The basic educational skills of rural India are improving, but way too slowly. The findings of ASER 2018 survey of 5.46 lakh children in the age group 3-16 across 596 districts, are not exactly inspiring. While enrolment has improved sharply since 2006 for both boys and girls, not only at the primary but also in the 11-14 age group, literacy and numeracy skills remain dismally below par. Curiously, learning outcomes have improved marginally over the years at the primary level but not at the secondary level. Hence, the percentage of Class V students who can read a Class II text was 50.3 per cent in 2018, against 47.9 per cent in 2016. Likewise, 27.8 per cent of children in Class V could do division in 2018, against 26 per cent in 2016. But what is alarming is the decline in reading and arithmetical abilities at the Class VIII level since 2012, with government schools faring worse than private ones: more than a quarter of all children at this level cannot read a Class II text, while over half of all children cannot do division (three digits by a single digit number). Seen along last year’s ASER survey on learning abilities of the 14-18 age group, those about to enter the workforce, it would seem that India’s ‘demographic dividend’ is turning into a sour joke.

That said, there are slivers of hope. Government schools in Punjab, Uttar Pradesh, Assam, Chhattisgarh, Maharashtra, Kerala, Himachal Pradesh, Odisha, Mizoram and Tamil Nadu have shown an improvement in learning outcomes, bucking the overall trend. Government schools are finding favour in Kerala (the leading State in quality of learning, but with less than flattering figures) and other States, with the middle class willing to opt for them. The better outcomes of private schools is linked to the socio-economic status of the children, as the researchers point out, while the cost is a disadvantage. While the Right to Education Act provides universal access to schooling till the age of 14 by subsidising private schooling, it is obviously no substitute for the organic inclusiveness that State-led, universal schooling alone can provide. There can be no denying that focussing on mid-day meals and the physical infrastructure of schools has improved enrolment. The time has come to focus on learning per se, to ensure that the workforce becomes more productive and aware.
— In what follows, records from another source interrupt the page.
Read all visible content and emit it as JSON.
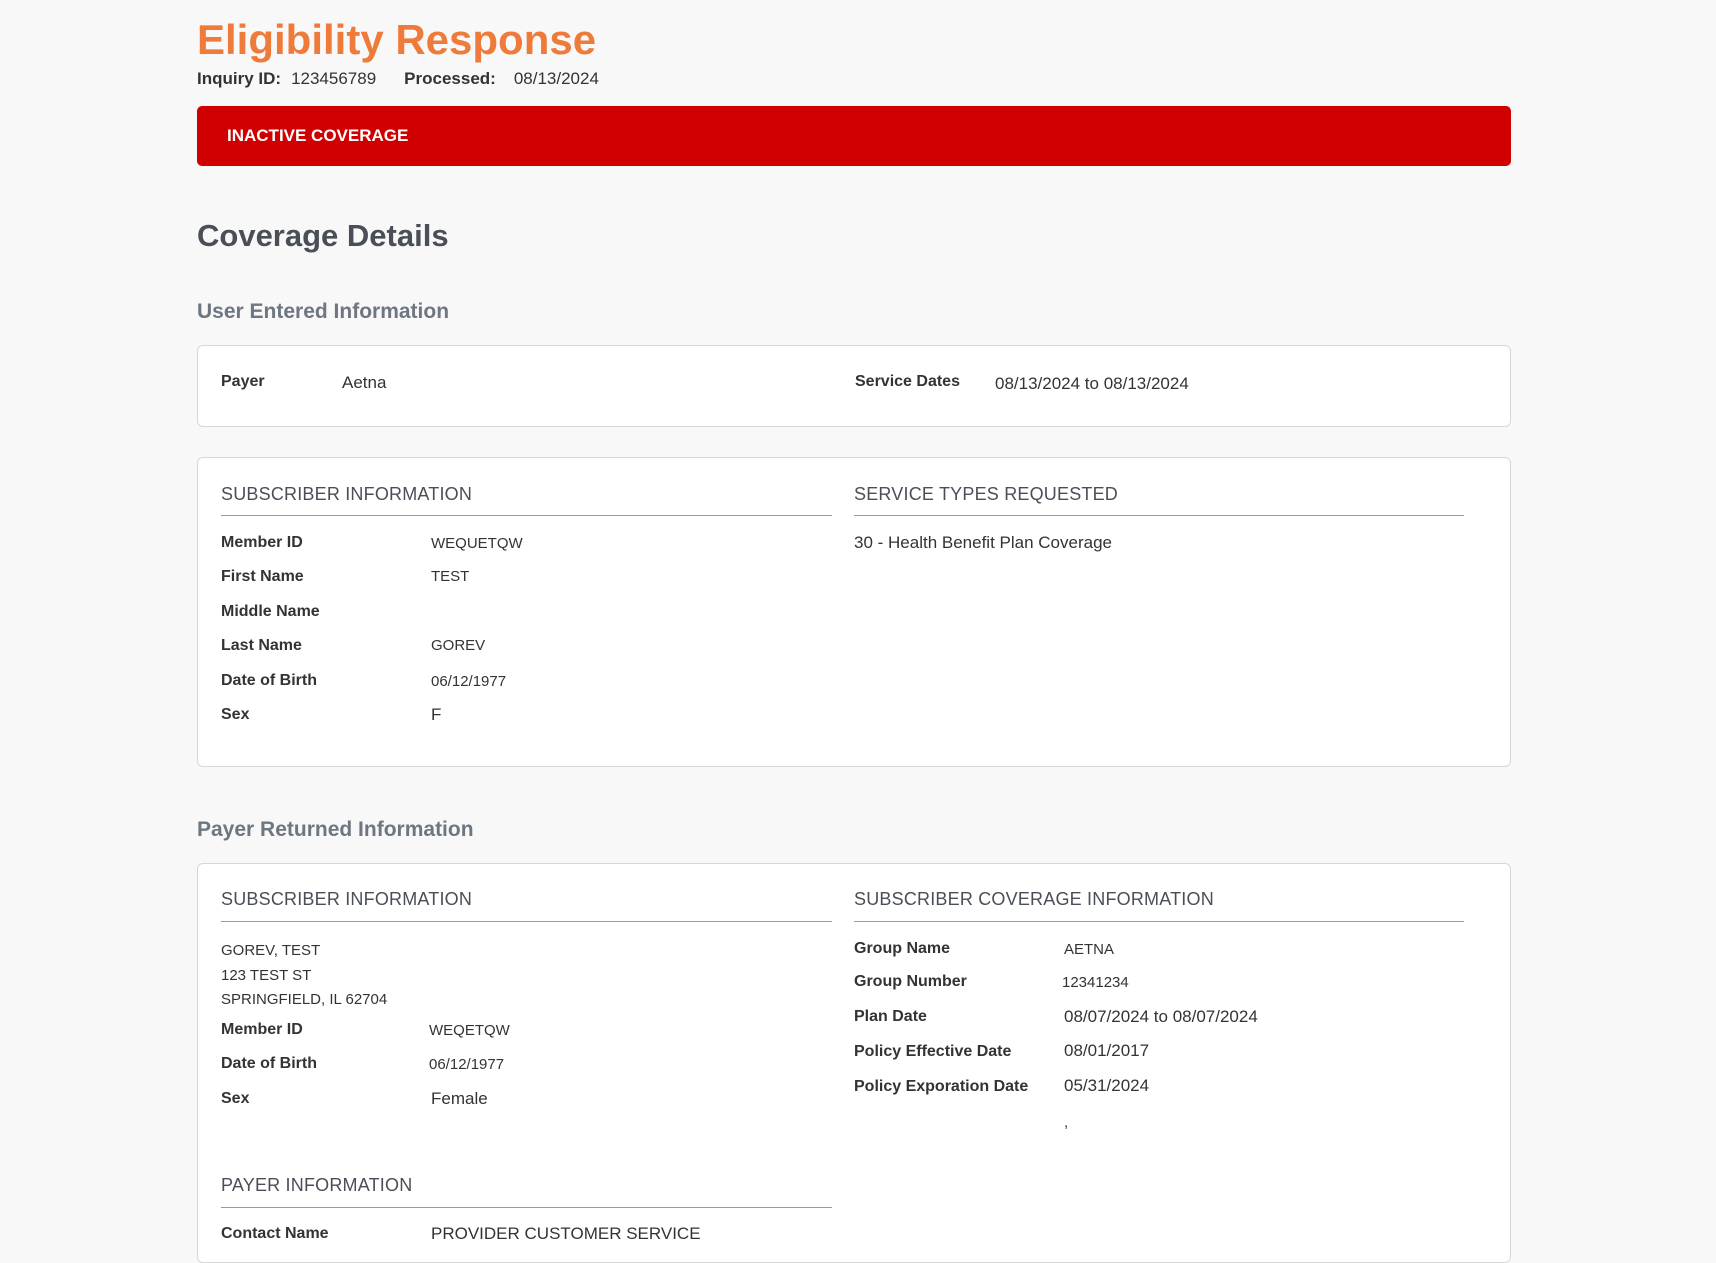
{
  "header": {
    "title": "Eligibility Response",
    "inquiry_label": "Inquiry ID:",
    "inquiry_value": "123456789",
    "processed_label": "Processed:",
    "processed_value": "08/13/2024"
  },
  "status_banner": {
    "text": "INACTIVE COVERAGE",
    "color": "#d00000"
  },
  "coverage": {
    "title": "Coverage Details",
    "user_entered": {
      "title": "User Entered Information",
      "payer_label": "Payer",
      "payer_value": "Aetna",
      "service_dates_label": "Service Dates",
      "service_dates_value": "08/13/2024 to 08/13/2024",
      "subscriber": {
        "heading": "SUBSCRIBER INFORMATION",
        "fields": [
          {
            "label": "Member ID",
            "value": "WEQUETQW"
          },
          {
            "label": "First Name",
            "value": "TEST"
          },
          {
            "label": "Middle Name",
            "value": ""
          },
          {
            "label": "Last Name",
            "value": "GOREV"
          },
          {
            "label": "Date of Birth",
            "value": "06/12/1977"
          },
          {
            "label": "Sex",
            "value": "F"
          }
        ]
      },
      "service_types": {
        "heading": "SERVICE TYPES REQUESTED",
        "items": [
          "30 - Health Benefit Plan Coverage"
        ]
      }
    },
    "payer_returned": {
      "title": "Payer Returned Information",
      "subscriber": {
        "heading": "SUBSCRIBER INFORMATION",
        "address": [
          "GOREV, TEST",
          "123 TEST ST",
          "SPRINGFIELD, IL 62704"
        ],
        "fields": [
          {
            "label": "Member ID",
            "value": "WEQETQW"
          },
          {
            "label": "Date of Birth",
            "value": "06/12/1977"
          },
          {
            "label": "Sex",
            "value": "Female"
          }
        ]
      },
      "coverage_info": {
        "heading": "SUBSCRIBER COVERAGE INFORMATION",
        "fields": [
          {
            "label": "Group Name",
            "value": "AETNA"
          },
          {
            "label": "Group Number",
            "value": "12341234"
          },
          {
            "label": "Plan Date",
            "value": "08/07/2024 to 08/07/2024"
          },
          {
            "label": "Policy Effective Date",
            "value": "08/01/2017"
          },
          {
            "label": "Policy Exporation Date",
            "value": "05/31/2024"
          }
        ],
        "trailing": ","
      },
      "payer_info": {
        "heading": "PAYER INFORMATION",
        "contact_label": "Contact Name",
        "contact_value": "PROVIDER CUSTOMER SERVICE"
      }
    }
  }
}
The quality of teachers needs attention. Their inability to cope with the NCERT curriculum, for instance, has led to demands that the standards be relaxed. Educationists have observed that teachers’ training programmes are unable to equip teachers with either the necessary knowledge or pedagogic skills. Teachers’ motivation levels are often low. A survey that unveils the hidden universe of teachers’ training would help policymakers.